On September 11, 2001, Japanese people again had to watch news about the massive terrorists’ attacks on America on television. I was one of the Japanese people watching live, shocking acts of terrorism. Above all, the terrorist attacks on September 11 came as a extremely terrible shock to me. I watched the second jet liner smash into the rest of the Twin Towers with my own eyes through live television. The television commentator had already told us the terrorists’ attacks on America were not an accident. I could not dream of such attacks on the symbolic business buildings in New York. I could anticipate that an individual might become an obvious target for assassination or terrorism, but September 11-scale massive terrorist attacks were unthinkable by any stretch of my imagination.

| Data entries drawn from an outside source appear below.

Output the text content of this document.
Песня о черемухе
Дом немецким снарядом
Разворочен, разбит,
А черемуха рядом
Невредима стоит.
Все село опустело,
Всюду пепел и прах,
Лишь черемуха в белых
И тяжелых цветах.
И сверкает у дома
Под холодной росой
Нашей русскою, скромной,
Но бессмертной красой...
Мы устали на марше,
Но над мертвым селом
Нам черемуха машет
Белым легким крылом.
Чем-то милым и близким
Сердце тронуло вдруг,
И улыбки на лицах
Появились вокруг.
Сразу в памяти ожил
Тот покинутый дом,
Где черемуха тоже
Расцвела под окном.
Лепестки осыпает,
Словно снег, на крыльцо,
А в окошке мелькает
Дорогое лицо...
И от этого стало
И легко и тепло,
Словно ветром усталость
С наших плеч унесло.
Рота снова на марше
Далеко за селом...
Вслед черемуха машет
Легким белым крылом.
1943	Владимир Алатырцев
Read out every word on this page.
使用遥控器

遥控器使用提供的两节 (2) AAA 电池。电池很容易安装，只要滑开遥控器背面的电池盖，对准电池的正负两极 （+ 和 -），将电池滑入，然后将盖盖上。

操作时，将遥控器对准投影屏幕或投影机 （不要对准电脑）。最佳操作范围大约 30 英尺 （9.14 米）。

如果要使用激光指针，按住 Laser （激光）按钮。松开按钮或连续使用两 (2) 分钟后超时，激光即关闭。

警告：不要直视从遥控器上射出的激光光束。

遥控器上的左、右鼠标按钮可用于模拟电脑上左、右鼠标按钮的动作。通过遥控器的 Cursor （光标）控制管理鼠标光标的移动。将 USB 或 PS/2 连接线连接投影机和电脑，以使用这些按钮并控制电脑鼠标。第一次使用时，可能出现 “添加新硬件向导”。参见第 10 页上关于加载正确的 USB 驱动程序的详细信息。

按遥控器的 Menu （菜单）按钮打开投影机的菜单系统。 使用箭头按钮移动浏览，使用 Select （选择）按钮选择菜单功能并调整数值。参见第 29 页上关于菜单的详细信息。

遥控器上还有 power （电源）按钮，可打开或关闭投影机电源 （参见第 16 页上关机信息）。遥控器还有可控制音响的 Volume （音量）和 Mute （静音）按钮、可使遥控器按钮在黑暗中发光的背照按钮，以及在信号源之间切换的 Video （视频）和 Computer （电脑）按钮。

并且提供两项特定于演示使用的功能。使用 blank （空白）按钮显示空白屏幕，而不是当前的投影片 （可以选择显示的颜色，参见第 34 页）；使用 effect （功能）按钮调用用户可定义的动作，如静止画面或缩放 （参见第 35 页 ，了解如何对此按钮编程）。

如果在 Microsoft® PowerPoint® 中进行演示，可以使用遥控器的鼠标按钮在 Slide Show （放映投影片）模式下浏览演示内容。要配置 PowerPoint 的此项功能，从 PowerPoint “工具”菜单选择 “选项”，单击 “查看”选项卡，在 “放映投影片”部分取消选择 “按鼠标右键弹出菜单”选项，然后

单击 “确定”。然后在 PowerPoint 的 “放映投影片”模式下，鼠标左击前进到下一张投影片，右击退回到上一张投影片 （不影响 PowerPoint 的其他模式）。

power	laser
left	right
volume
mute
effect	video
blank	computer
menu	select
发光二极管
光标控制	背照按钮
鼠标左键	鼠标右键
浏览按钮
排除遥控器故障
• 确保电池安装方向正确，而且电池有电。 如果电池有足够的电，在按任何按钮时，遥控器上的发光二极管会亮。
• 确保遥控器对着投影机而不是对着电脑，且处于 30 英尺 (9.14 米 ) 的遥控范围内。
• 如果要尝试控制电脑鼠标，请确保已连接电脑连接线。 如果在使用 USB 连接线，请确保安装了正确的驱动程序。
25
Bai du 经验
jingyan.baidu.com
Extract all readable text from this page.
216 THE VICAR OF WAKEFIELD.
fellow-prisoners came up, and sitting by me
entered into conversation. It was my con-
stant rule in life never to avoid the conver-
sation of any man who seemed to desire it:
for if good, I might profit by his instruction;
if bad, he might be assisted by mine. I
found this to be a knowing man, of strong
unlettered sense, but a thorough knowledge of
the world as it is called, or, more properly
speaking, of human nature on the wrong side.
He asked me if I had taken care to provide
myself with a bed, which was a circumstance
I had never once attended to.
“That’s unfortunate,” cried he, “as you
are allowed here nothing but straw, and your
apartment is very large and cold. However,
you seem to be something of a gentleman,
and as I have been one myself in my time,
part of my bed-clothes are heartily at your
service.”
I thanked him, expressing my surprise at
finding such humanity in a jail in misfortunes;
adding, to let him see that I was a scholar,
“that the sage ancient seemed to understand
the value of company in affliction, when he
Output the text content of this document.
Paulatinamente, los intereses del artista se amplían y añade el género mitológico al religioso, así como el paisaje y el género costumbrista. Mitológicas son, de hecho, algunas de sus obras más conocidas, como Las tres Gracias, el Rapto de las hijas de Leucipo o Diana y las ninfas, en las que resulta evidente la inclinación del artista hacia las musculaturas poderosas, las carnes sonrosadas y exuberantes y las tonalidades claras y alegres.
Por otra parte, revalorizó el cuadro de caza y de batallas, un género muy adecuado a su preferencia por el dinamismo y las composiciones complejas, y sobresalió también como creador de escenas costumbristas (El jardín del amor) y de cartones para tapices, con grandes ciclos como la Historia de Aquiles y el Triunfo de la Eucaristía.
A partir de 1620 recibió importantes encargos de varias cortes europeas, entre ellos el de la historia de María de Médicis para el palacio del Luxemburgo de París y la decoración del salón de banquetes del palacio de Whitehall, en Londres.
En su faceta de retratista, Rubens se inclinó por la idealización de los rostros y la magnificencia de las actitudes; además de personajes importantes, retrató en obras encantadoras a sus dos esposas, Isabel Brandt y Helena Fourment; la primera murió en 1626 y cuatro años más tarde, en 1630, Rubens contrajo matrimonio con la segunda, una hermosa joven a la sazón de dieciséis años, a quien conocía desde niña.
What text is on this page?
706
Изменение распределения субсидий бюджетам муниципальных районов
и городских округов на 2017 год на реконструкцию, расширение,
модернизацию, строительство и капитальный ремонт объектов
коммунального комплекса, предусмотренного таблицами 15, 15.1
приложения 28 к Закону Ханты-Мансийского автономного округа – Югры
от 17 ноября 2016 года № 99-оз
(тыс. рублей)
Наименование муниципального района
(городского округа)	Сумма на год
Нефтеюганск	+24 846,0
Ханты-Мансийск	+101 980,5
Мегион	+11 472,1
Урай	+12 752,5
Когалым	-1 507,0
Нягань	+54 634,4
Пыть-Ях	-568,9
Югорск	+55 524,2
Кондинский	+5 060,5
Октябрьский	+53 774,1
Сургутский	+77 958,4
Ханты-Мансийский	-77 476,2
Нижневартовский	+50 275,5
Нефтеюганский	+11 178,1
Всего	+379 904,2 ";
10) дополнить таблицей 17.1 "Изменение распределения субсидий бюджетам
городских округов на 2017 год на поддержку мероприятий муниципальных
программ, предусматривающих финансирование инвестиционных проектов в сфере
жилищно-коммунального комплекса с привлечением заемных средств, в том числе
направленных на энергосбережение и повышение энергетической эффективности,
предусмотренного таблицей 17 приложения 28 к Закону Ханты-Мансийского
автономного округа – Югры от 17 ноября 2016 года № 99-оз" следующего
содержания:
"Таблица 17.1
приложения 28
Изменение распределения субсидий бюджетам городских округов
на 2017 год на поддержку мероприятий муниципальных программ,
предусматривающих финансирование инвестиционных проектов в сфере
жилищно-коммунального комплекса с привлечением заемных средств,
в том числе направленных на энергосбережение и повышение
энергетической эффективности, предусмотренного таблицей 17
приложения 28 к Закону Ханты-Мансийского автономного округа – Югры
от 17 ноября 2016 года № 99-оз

Whatever the reasoning is, terrorism should not be allowed at all. Twenty-six Japanese citizens lost their lives on Sept. 11, 2001.
No one should use violence or arms in order to achieve political aims or destroy a democratic government. It is quite natural for me to oppose any kinds of terrorists’ acts or attacks because I was brought up in a democratic society. Nobody has any right to kill others.
On July 2008, I visited Ground Zero. The Twin Tower’s ground was
completely leveled. I had never seen the World Trade Center before. I had only watched the jet planes crash into the Twin Tower, and the burning and falling buildings. The victims in the buildings never thought of being attacked by the terrorists. They did not have any idea what was happening to them, and why they had to encounter horrible situations. Their situations must have been hell. When I stood at Ground Zero, the mortification of the victims clearly communicated itself to me. I strongly felt that justice expelled the regrets of the victims, and people in the world must not overlook the ferocious acts of the terrorists. I had a feeling that Ground Zero without a new building would convey historical facts of the day when about 3000 people were killed.
Nothing is more important than human life. Human beings have conscience. As long as they have conscience, they definitely must not deprive others of life. I believe in conscience and humanities. I believe in the view that humans are born good. Once others disregard these theories of mine, it is my duty to fight against people who cannot share my sense of value. I would like to have as many people as possible in the world whose ideas are the same as mine. Then the fear of terrorism will disappear from the world.
*Editor’s note- Akira Komatsu is a non-traditional student from Japan studying journalism at Webster.